La CNIL recommande que le contrat encadre :

  • les mécanismes mis en place pour permettre de démontrer le recueil d’un consentement valide ;
  • la mise à disposition des éléments de preuve au profit de l’organisme qui souhaite se prévaloir du consentement ;
  • le cas échéant, les conditions dans lesquelles ces éléments de preuve doivent être conservés, notamment afin de conserver leur valeur probante ;
  • les modalités d’audit régulier des mécanismes de recueil du consentement

Etant précisé que « ces engagements contractuels n’exonèrent pas le responsable du traitement de sa responsabilité, s’il n’est pas en mesure de fournir la preuve du consentement en raison de la défaillance du tiers ».
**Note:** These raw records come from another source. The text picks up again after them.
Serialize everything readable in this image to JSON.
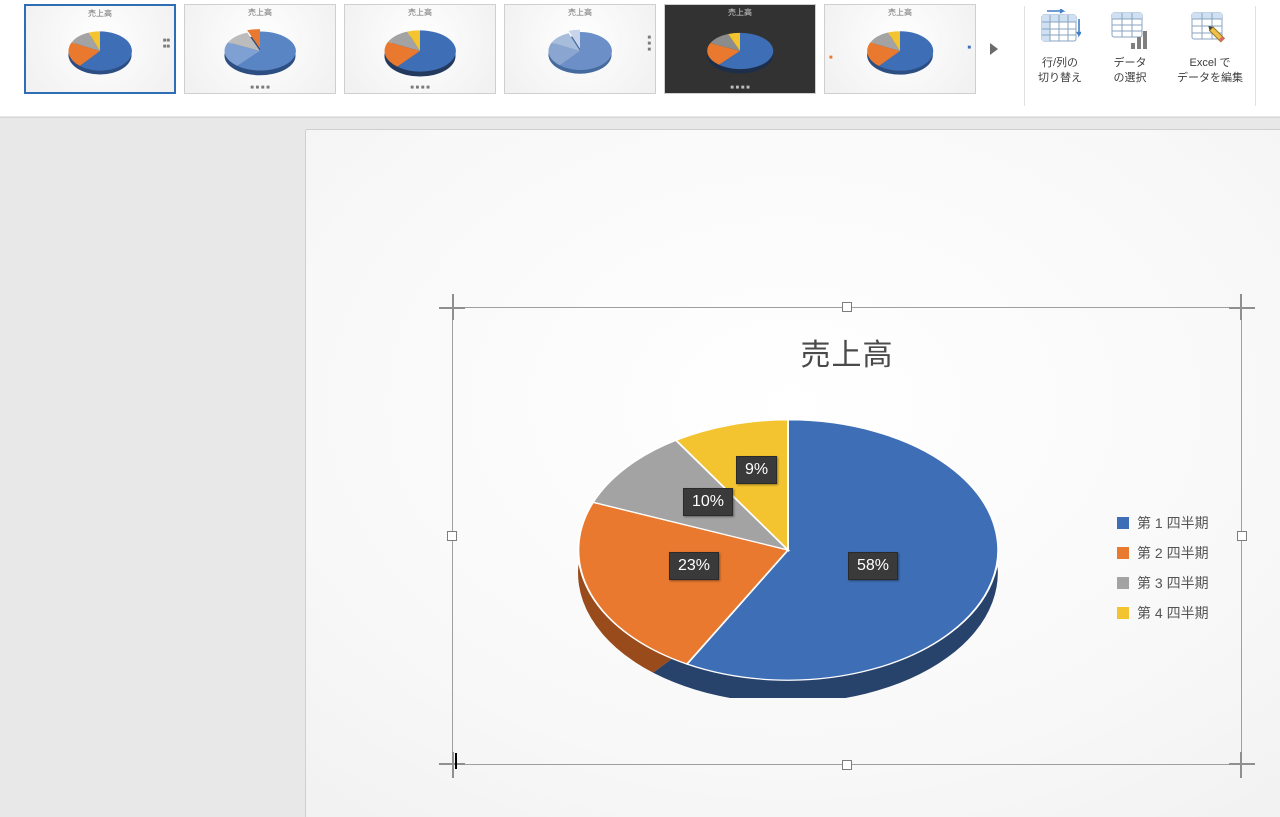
{
  "ribbon": {
    "gallery_title": "売上高",
    "buttons": {
      "switch_rowcol_l1": "行/列の",
      "switch_rowcol_l2": "切り替え",
      "select_data_l1": "データ",
      "select_data_l2": "の選択",
      "edit_excel_l1": "Excel で",
      "edit_excel_l2": "データを編集"
    }
  },
  "chart_data": {
    "type": "pie",
    "title": "売上高",
    "series": [
      {
        "name": "第 1 四半期",
        "value": 58,
        "label": "58%",
        "color": "#3e6fb6"
      },
      {
        "name": "第 2 四半期",
        "value": 23,
        "label": "23%",
        "color": "#e9792f"
      },
      {
        "name": "第 3 四半期",
        "value": 10,
        "label": "10%",
        "color": "#a3a3a3"
      },
      {
        "name": "第 4 四半期",
        "value": 9,
        "label": "9%",
        "color": "#f4c430"
      }
    ],
    "colors": {
      "q1": "#3e6fb6",
      "q1_side": "#27436c",
      "q2": "#e9792f",
      "q2_side": "#9a4b1b",
      "q3": "#a3a3a3",
      "q3_side": "#6f6f6f",
      "q4": "#f4c430",
      "q4_side": "#a8851d"
    }
  }
}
Modalités d’application de la recommandation de la CNIL

Les responsables de traitement doivent se mettre en conformité dans les délais suivants  :

  • Pour le carnet d’adresse déjà existant : 14 juillet 2026
  • Pour toute nouvelle collecte d’adresse email : immédiat

France générosités recommande aux associations et fondations responsables de traitement de se rapprocher de leurs prestataires de services d’emailing afin d’organiser les modalités de recueil du consentement des destinataires de leurs communications.

Dans l’attente du recueil de ce consentement, il est recommandé aux associations et fondations responsables de traitement de ne recueillir que les données globales (et non les données individuelles) ou de désactiver les pixels de suivi individuel sur leur plateforme de routage d’emailing.